Swearing Actually Works, Using F-word When Hurt Actually Improves Pain Tolerance
It’s official – swearing DOES help us tolerate pain, according to scientific research.
A study found using the F-word when pain strikes, increases pain tolerance by up to a third.
A panel of experts including Keele University’s senior lecturer in psychology, Dr Richard Stephens; language expert and author, Dr Emma Byrne; and acclaimed lexicographer Jonathon Green, explored how effective real and new, made-up swear words are in helping to increase pain tolerance and threshold.

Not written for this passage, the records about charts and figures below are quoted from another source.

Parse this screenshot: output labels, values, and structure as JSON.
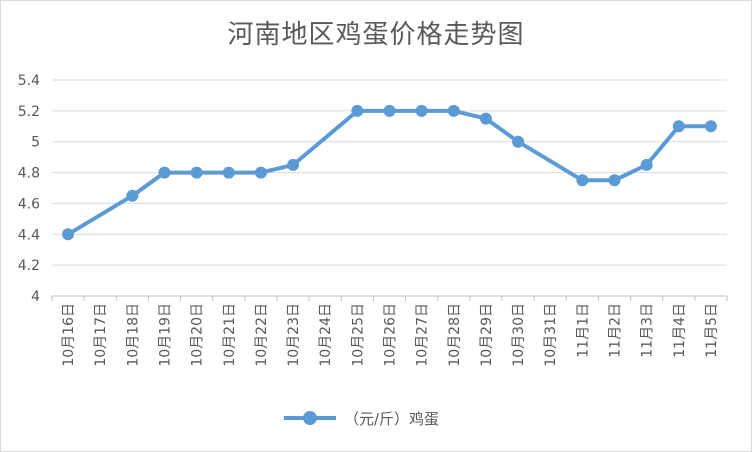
{
  "chart_data": {
    "type": "line",
    "title": "河南地区鸡蛋价格走势图",
    "categories": [
      "10月16日",
      "10月17日",
      "10月18日",
      "10月19日",
      "10月20日",
      "10月21日",
      "10月22日",
      "10月23日",
      "10月24日",
      "10月25日",
      "10月26日",
      "10月27日",
      "10月28日",
      "10月29日",
      "10月30日",
      "10月31日",
      "11月1日",
      "11月2日",
      "11月3日",
      "11月4日",
      "11月5日"
    ],
    "yticks": [
      "5.4",
      "5.2",
      "5",
      "4.8",
      "4.6",
      "4.4",
      "4.2",
      "4"
    ],
    "ylim": [
      4,
      5.4
    ],
    "grid": true,
    "legend_position": "bottom",
    "color": "#5b9bd5",
    "series": [
      {
        "name": "（元/斤）鸡蛋",
        "values": [
          4.4,
          null,
          4.65,
          4.8,
          4.8,
          4.8,
          4.8,
          4.85,
          null,
          5.2,
          5.2,
          5.2,
          5.2,
          5.15,
          5.0,
          null,
          4.75,
          4.75,
          4.85,
          5.1,
          5.1
        ]
      }
    ]
  }
}
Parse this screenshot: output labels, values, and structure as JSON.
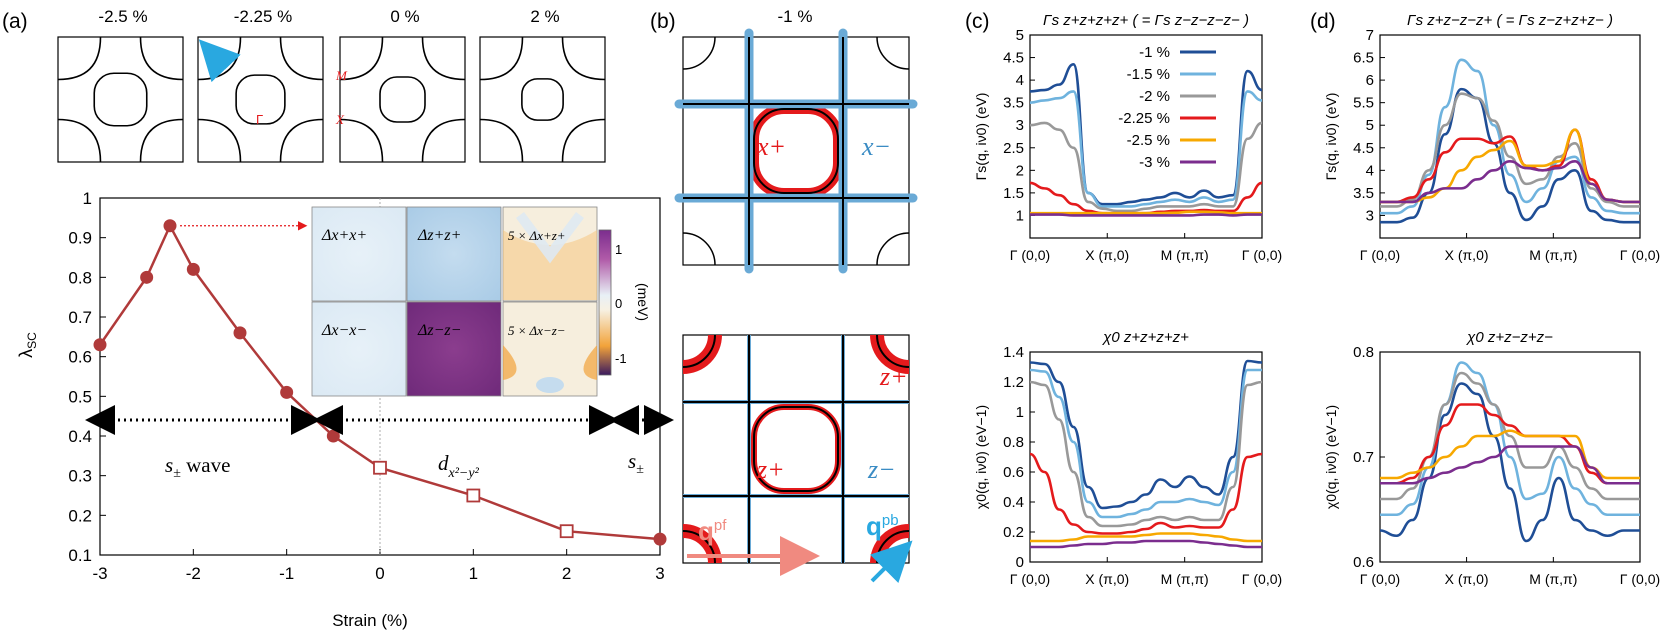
{
  "panel_labels": [
    "(a)",
    "(b)",
    "(c)",
    "(d)"
  ],
  "colors": {
    "curve_red": "#b03a3a",
    "fermi_black": "#000000",
    "band_x_minus": "#6aaad6",
    "band_x_plus": "#e41a1c",
    "arrow_blue": "#29a8e0",
    "q_pf_arrow": "#f08a80",
    "series": [
      "#1f4e96",
      "#6fb3de",
      "#999999",
      "#e41a1c",
      "#f7a800",
      "#7b2d8e"
    ]
  },
  "fermi_top": {
    "strain_labels": [
      "-2.5 %",
      "-2.25 %",
      "0 %",
      "2 %"
    ],
    "point_labels": {
      "M": "M",
      "Gamma": "Γ",
      "X": "X"
    }
  },
  "panel_a_chart": {
    "ylabel": "λ",
    "ylabel_sub": "SC",
    "xlabel": "Strain (%)",
    "phase_labels": {
      "s_wave": "s",
      "s_wave_sub": "±",
      "s_wave_suffix": " wave",
      "d_wave": "d",
      "d_wave_sub": "x²−y²",
      "s_right": "s",
      "s_right_sub": "±"
    },
    "gap_maps": {
      "labels": [
        "Δx+x+",
        "Δz+z+",
        "5 × Δx+z+",
        "Δx−x−",
        "Δz−z−",
        "5 × Δx−z−"
      ],
      "colorbar_ticks": [
        "1",
        "0",
        "-1"
      ],
      "colorbar_unit": "(meV)"
    }
  },
  "fermi_b": {
    "title": "-1 %",
    "labels": {
      "x_plus": "x+",
      "x_minus": "x−",
      "z_plus": "z+",
      "z_plus_2": "z+",
      "z_minus": "z−",
      "q_pf": "q",
      "q_pf_sup": "pf",
      "q_pb": "q",
      "q_pb_sup": "pb"
    }
  },
  "chart_data": [
    {
      "type": "line",
      "id": "a",
      "title": "",
      "xlabel": "Strain (%)",
      "ylabel": "λSC",
      "xlim": [
        -3,
        3
      ],
      "ylim": [
        0.1,
        1.0
      ],
      "xticks": [
        -3,
        -2,
        -1,
        0,
        1,
        2,
        3
      ],
      "yticks": [
        0.1,
        0.2,
        0.3,
        0.4,
        0.5,
        0.6,
        0.7,
        0.8,
        0.9,
        1.0
      ],
      "ytick_labels": [
        "0.1",
        "0.2",
        "0.3",
        "0.4",
        "0.5",
        "0.6",
        "0.7",
        "0.8",
        "0.9",
        "1"
      ],
      "series": [
        {
          "name": "λSC",
          "x": [
            -3,
            -2.5,
            -2.25,
            -2,
            -1.5,
            -1,
            -0.5,
            0,
            1,
            2,
            3
          ],
          "y": [
            0.63,
            0.8,
            0.93,
            0.82,
            0.66,
            0.51,
            0.4,
            0.32,
            0.25,
            0.16,
            0.14
          ],
          "markers": [
            "filled",
            "filled",
            "filled",
            "filled",
            "filled",
            "filled",
            "filled",
            "open",
            "open",
            "open",
            "filled"
          ]
        }
      ]
    },
    {
      "type": "line",
      "id": "c_top",
      "title": "Γs z+z+z+z+ ( = Γs z−z−z−z− )",
      "ylabel": "Γs(q, iν0) (eV)",
      "xticks": [
        "Γ (0,0)",
        "X (π,0)",
        "M (π,π)",
        "Γ (0,0)"
      ],
      "ylim": [
        0.5,
        5
      ],
      "yticks": [
        "1",
        "1.5",
        "2",
        "2.5",
        "3",
        "3.5",
        "4",
        "4.5",
        "5"
      ],
      "series": [
        {
          "name": "-1 %",
          "y": [
            3.75,
            3.78,
            3.9,
            4.35,
            1.5,
            1.25,
            1.25,
            1.3,
            1.35,
            1.4,
            1.5,
            1.4,
            1.55,
            1.4,
            1.45,
            4.2,
            3.78
          ]
        },
        {
          "name": "-1.5 %",
          "y": [
            3.5,
            3.55,
            3.6,
            3.75,
            1.5,
            1.2,
            1.2,
            1.2,
            1.25,
            1.3,
            1.35,
            1.3,
            1.4,
            1.3,
            1.35,
            3.75,
            3.55
          ]
        },
        {
          "name": "-2 %",
          "y": [
            3.0,
            3.05,
            2.9,
            2.5,
            1.3,
            1.15,
            1.1,
            1.1,
            1.15,
            1.2,
            1.2,
            1.2,
            1.25,
            1.2,
            1.2,
            2.7,
            3.05
          ]
        },
        {
          "name": "-2.25 %",
          "y": [
            1.72,
            1.6,
            1.45,
            1.25,
            1.1,
            1.05,
            1.05,
            1.05,
            1.05,
            1.08,
            1.1,
            1.1,
            1.12,
            1.1,
            1.1,
            1.4,
            1.72
          ]
        },
        {
          "name": "-2.5 %",
          "y": [
            1.05,
            1.05,
            1.05,
            1.05,
            1.05,
            1.05,
            1.05,
            1.05,
            1.05,
            1.05,
            1.06,
            1.08,
            1.08,
            1.07,
            1.05,
            1.05,
            1.05
          ]
        },
        {
          "name": "-3 %",
          "y": [
            1.02,
            1.02,
            1.02,
            1.0,
            1.0,
            1.0,
            1.0,
            1.0,
            1.0,
            1.0,
            1.0,
            1.0,
            1.02,
            1.02,
            1.0,
            1.02,
            1.02
          ]
        }
      ]
    },
    {
      "type": "line",
      "id": "d_top",
      "title": "Γs z+z−z−z+ ( = Γs z−z+z+z− )",
      "ylabel": "Γs(q, iν0) (eV)",
      "xticks": [
        "Γ (0,0)",
        "X (π,0)",
        "M (π,π)",
        "Γ (0,0)"
      ],
      "ylim": [
        2.5,
        7
      ],
      "yticks": [
        "3",
        "3.5",
        "4",
        "4.5",
        "5",
        "5.5",
        "6",
        "6.5",
        "7"
      ],
      "series": [
        {
          "name": "-1 %",
          "y": [
            2.85,
            2.85,
            2.95,
            3.5,
            4.8,
            5.8,
            5.6,
            4.6,
            3.5,
            2.9,
            3.2,
            3.8,
            4.0,
            3.1,
            2.9,
            2.85,
            2.85
          ]
        },
        {
          "name": "-1.5 %",
          "y": [
            3.05,
            3.05,
            3.2,
            3.9,
            5.4,
            6.45,
            6.2,
            5.0,
            3.9,
            3.3,
            3.6,
            4.2,
            4.3,
            3.4,
            3.1,
            3.05,
            3.05
          ]
        },
        {
          "name": "-2 %",
          "y": [
            3.2,
            3.2,
            3.35,
            4.0,
            5.0,
            5.7,
            5.6,
            5.1,
            4.3,
            3.7,
            3.8,
            4.3,
            4.6,
            3.6,
            3.3,
            3.2,
            3.2
          ]
        },
        {
          "name": "-2.25 %",
          "y": [
            3.3,
            3.3,
            3.4,
            3.8,
            4.4,
            4.7,
            4.7,
            4.6,
            4.75,
            4.1,
            4.0,
            4.1,
            4.9,
            3.8,
            3.35,
            3.3,
            3.3
          ]
        },
        {
          "name": "-2.5 %",
          "y": [
            3.3,
            3.3,
            3.3,
            3.4,
            3.6,
            4.0,
            4.3,
            4.45,
            4.65,
            4.1,
            4.1,
            4.2,
            4.9,
            3.7,
            3.35,
            3.3,
            3.3
          ]
        },
        {
          "name": "-3 %",
          "y": [
            3.3,
            3.3,
            3.3,
            3.5,
            3.6,
            3.6,
            3.8,
            4.0,
            4.2,
            4.05,
            4.0,
            4.05,
            4.2,
            3.7,
            3.35,
            3.3,
            3.3
          ]
        }
      ]
    },
    {
      "type": "line",
      "id": "c_bottom",
      "title": "χ0 z+z+z+z+",
      "ylabel": "χ0(q, iν0) (eV−1)",
      "xticks": [
        "Γ (0,0)",
        "X (π,0)",
        "M (π,π)",
        "Γ (0,0)"
      ],
      "ylim": [
        0,
        1.4
      ],
      "yticks": [
        "0",
        "0.2",
        "0.4",
        "0.6",
        "0.8",
        "1",
        "1.2",
        "1.4"
      ],
      "series": [
        {
          "name": "-1 %",
          "y": [
            1.33,
            1.32,
            1.2,
            0.9,
            0.5,
            0.36,
            0.37,
            0.4,
            0.45,
            0.55,
            0.5,
            0.57,
            0.5,
            0.45,
            0.7,
            1.34,
            1.33
          ]
        },
        {
          "name": "-1.5 %",
          "y": [
            1.28,
            1.27,
            1.1,
            0.8,
            0.4,
            0.3,
            0.3,
            0.32,
            0.35,
            0.4,
            0.4,
            0.42,
            0.4,
            0.38,
            0.6,
            1.28,
            1.28
          ]
        },
        {
          "name": "-2 %",
          "y": [
            1.2,
            1.18,
            0.95,
            0.6,
            0.3,
            0.24,
            0.24,
            0.25,
            0.28,
            0.3,
            0.28,
            0.3,
            0.28,
            0.28,
            0.5,
            1.18,
            1.2
          ]
        },
        {
          "name": "-2.25 %",
          "y": [
            0.72,
            0.6,
            0.35,
            0.25,
            0.2,
            0.19,
            0.19,
            0.2,
            0.22,
            0.26,
            0.23,
            0.24,
            0.23,
            0.23,
            0.35,
            0.7,
            0.72
          ]
        },
        {
          "name": "-2.5 %",
          "y": [
            0.14,
            0.14,
            0.14,
            0.15,
            0.17,
            0.17,
            0.17,
            0.17,
            0.18,
            0.19,
            0.19,
            0.19,
            0.18,
            0.17,
            0.15,
            0.14,
            0.14
          ]
        },
        {
          "name": "-3 %",
          "y": [
            0.1,
            0.1,
            0.1,
            0.11,
            0.12,
            0.12,
            0.13,
            0.13,
            0.14,
            0.14,
            0.14,
            0.14,
            0.13,
            0.12,
            0.11,
            0.1,
            0.1
          ]
        }
      ]
    },
    {
      "type": "line",
      "id": "d_bottom",
      "title": "χ0 z+z−z+z−",
      "ylabel": "χ0(q, iν0) (eV−1)",
      "xticks": [
        "Γ (0,0)",
        "X (π,0)",
        "M (π,π)",
        "Γ (0,0)"
      ],
      "ylim": [
        0.6,
        0.8
      ],
      "yticks": [
        "0.6",
        "0.7",
        "0.8"
      ],
      "series": [
        {
          "name": "-1 %",
          "y": [
            0.63,
            0.625,
            0.64,
            0.68,
            0.74,
            0.77,
            0.76,
            0.72,
            0.67,
            0.62,
            0.64,
            0.68,
            0.64,
            0.63,
            0.625,
            0.63,
            0.63
          ]
        },
        {
          "name": "-1.5 %",
          "y": [
            0.645,
            0.645,
            0.655,
            0.69,
            0.75,
            0.79,
            0.78,
            0.75,
            0.7,
            0.66,
            0.665,
            0.7,
            0.67,
            0.655,
            0.645,
            0.645,
            0.645
          ]
        },
        {
          "name": "-2 %",
          "y": [
            0.66,
            0.66,
            0.67,
            0.7,
            0.75,
            0.78,
            0.77,
            0.75,
            0.72,
            0.69,
            0.69,
            0.71,
            0.69,
            0.67,
            0.66,
            0.66,
            0.66
          ]
        },
        {
          "name": "-2.25 %",
          "y": [
            0.675,
            0.675,
            0.68,
            0.7,
            0.73,
            0.75,
            0.75,
            0.74,
            0.73,
            0.72,
            0.72,
            0.72,
            0.71,
            0.685,
            0.675,
            0.675,
            0.675
          ]
        },
        {
          "name": "-2.5 %",
          "y": [
            0.68,
            0.68,
            0.685,
            0.69,
            0.7,
            0.71,
            0.72,
            0.72,
            0.725,
            0.72,
            0.72,
            0.72,
            0.72,
            0.69,
            0.68,
            0.68,
            0.68
          ]
        },
        {
          "name": "-3 %",
          "y": [
            0.675,
            0.675,
            0.675,
            0.68,
            0.685,
            0.69,
            0.695,
            0.7,
            0.71,
            0.71,
            0.71,
            0.71,
            0.71,
            0.69,
            0.675,
            0.675,
            0.675
          ]
        }
      ]
    }
  ]
}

The research was built on Dr Richard Stephen’s original 2009 study which discovered that swearing can increase pain tolerance in the short term.
Nurofen, as pain relief experts, funded Dr. Stephens to further investigate whether the power of swearing could be emulated by a new ‘socially acceptable’ swear word.
The panel of experts developed two novel words for the experiment – ‘twizpipe’ and ‘fouch’ – to see if the public could use them in moments of pain instead of turning the air blue.
The group, containing scientists, lexicographers and lay members of the public who have suffered from pain, met to carefully consider and create the new words.
Jonathon Green, lexicographer and author of ‘Green’s Dictionary of Slang’ said: “Slang has upwards of 1,000 swear words; still, there’s always room for more.
“Our new word should be relevant, useful, inventive and if possible witty.
“A swear word doesn’t spring from nowhere. It’s also got to have the appeal that can propel it out of its origins into the larger linguistic world.”
Language expert and panellist Emma Byrne, who helped create the two new words, said: “After long discussions, we decided Twizpipe and Fouch were the best socially acceptable swear words, as they mimic real swear words quite closely.
“Twizpipe mirrors the humorous element of swearing and is fun to say, whereas fouch is harsh-sounding and concise, similar to the existing four-letter swear word.”
Volunteers were invited to test the new words, along with a traditional swear word and a control word while their hands were submerged in an ice water bath that tested their pain tolerance and threshold.
The new words did not alleviate pain in the same way traditional swearing did even though participants rated them as emotion evoking and humorous – showing traditional swear words are a better option for increasing pain tolerance.
Dr Richard Stephens, senior lecturer of psychology, and lead investigator of the study, said: “It seems that swearing has a strong emotional connection, and this is likely due to the circumstances in which we first hear swear words.
“From a young age we typically learn to associate them with high-stress situations and that they are forbidden.
“The study found that these strong sentiments cannot be mimicked by newly created swear words.
“Although the words we created, twizpipe or fouch, were shown to be similar to existing swear words in that they were rated as emotion evoking and humorous, they didn’t cut it when it came to pain relief – repeating the f-word was the best option for increasing tolerance to pain.
“The volunteers rated the emotional impact of the f-word, as one and half times more emotional than the new words.”
Experts are still not certain exactly what’s behind the effect of swearing on pain, but they are beginning to know more.
Our deep-rooted emotional connection to swear words could be a reason why they help us to tolerate pain.
Abraham the Pharmacist added: “As a Pharmacist, I was interested to hear about this study as I’m always looking to learn about new ways that people can self-manage their pain.
“I hope the study findings will improve people’s interest in pain and self-care, both of which are highly important healthcare issues.
“I encourage anyone who is experiencing pain to speak to their pharmacist about their treatment options.”